Jesus comforts his disciples that what is impossible for man, is possible for God. ( Mark 10: 27). If it took the Spirit of God to make us alive, what makes anyone think that keeping the rules in our bodies and minds will continue the work?
Living under the law, or any system of rules and regulations in order to attain something, will engender strife, upset, and dysfunction:
"For as many as are
of the works of the law are under the curse: for it is written, Cursed is
every one that continueth not in all things which are written in the book of the
law to do them.
"But that no man is
justified by the law in the sight of God, it is evident: for, The just
shall live by faith." (Galatians 3: 10-11)
I have met many people who try to live out the program of AA. They may not be drinking or using illicit substances, but they have no life in them. Old-timers looking moldy and bitter. They wish that they could drink again, they wish that they could live life without worrying about the next drink. With all the attention that goes toward "working a program", one has to wonder what happens to the life that God intended for us to live.
Paul further declares to the Galatians, who were convinced that they had to perform in order to perfect themselves, that the law is contrary to us:
"9But now, after that
ye have known God, or rather are known of God, how turn ye again to the weak and
beggarly elements, whereunto ye desire again to be in bondage? 10Ye observe days,
and months, and times, and years. 11I am afraid of
you, lest I have bestowed upon you labour in vain." (Galatians 4: 9-11)

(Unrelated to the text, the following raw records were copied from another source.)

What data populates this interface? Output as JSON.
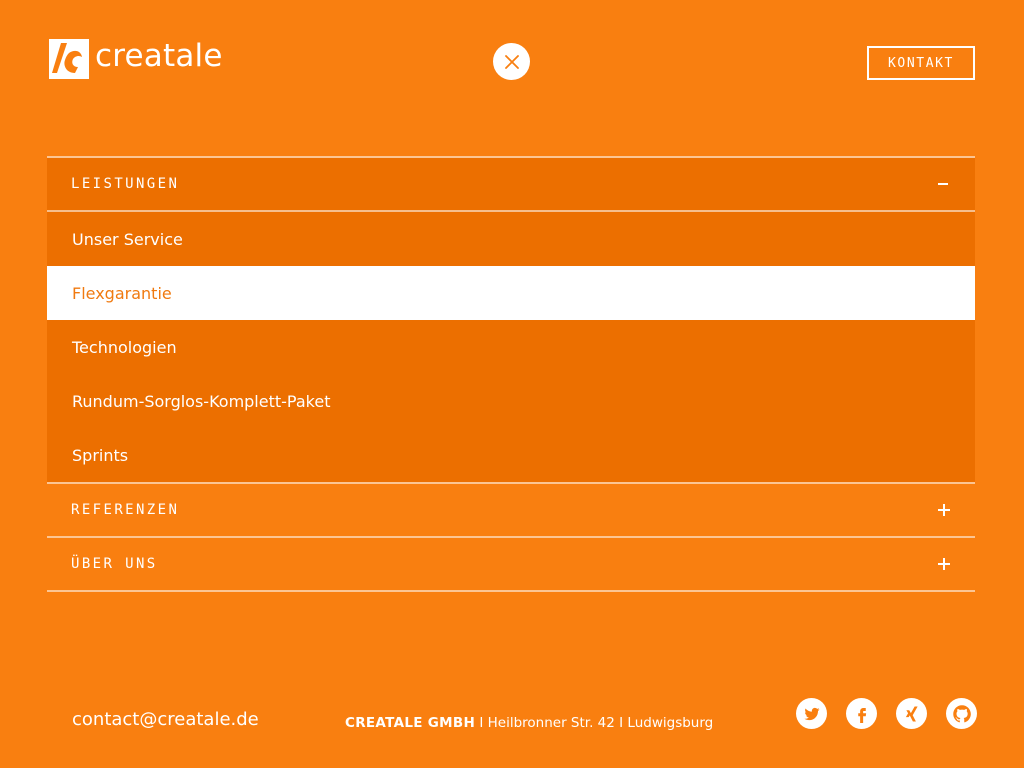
{
  "brand": {
    "name": "creatale",
    "accent": "#f97f10",
    "accent_dark": "#ec6f00"
  },
  "header": {
    "close_icon": "close-icon",
    "kontakt_label": "KONTAKT"
  },
  "menu": {
    "sections": [
      {
        "label": "LEISTUNGEN",
        "expanded": true,
        "toggle": "minus",
        "items": [
          {
            "label": "Unser Service",
            "active": false
          },
          {
            "label": "Flexgarantie",
            "active": true
          },
          {
            "label": "Technologien",
            "active": false
          },
          {
            "label": "Rundum-Sorglos-Komplett-Paket",
            "active": false
          },
          {
            "label": "Sprints",
            "active": false
          }
        ]
      },
      {
        "label": "REFERENZEN",
        "expanded": false,
        "toggle": "plus"
      },
      {
        "label": "ÜBER UNS",
        "expanded": false,
        "toggle": "plus"
      }
    ]
  },
  "footer": {
    "email": "contact@creatale.de",
    "company": "CREATALE GMBH",
    "address_rest": " I Heilbronner Str. 42 I Ludwigsburg",
    "socials": [
      "twitter-icon",
      "facebook-icon",
      "xing-icon",
      "github-icon"
    ]
  }
}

"Weak and beggarly elements" -- the Law, the program of action which makes a man keep looking at himself to measure up, the Twelve Steps will make a man weak and poor. I remember reading in the ''Twelve and Twelve" how some members never quite recover after breaking free of alcohol abuse. What's the point of breaking free of an addiction if there is no life to follow?
I have emphasized this truth many times in this blog, and I will do so again. We do not need a set of rules to follow, but rather a new life. Jesus came not make our lives better, but that we might have life, dynamic, divine life living within us (John 10: 10).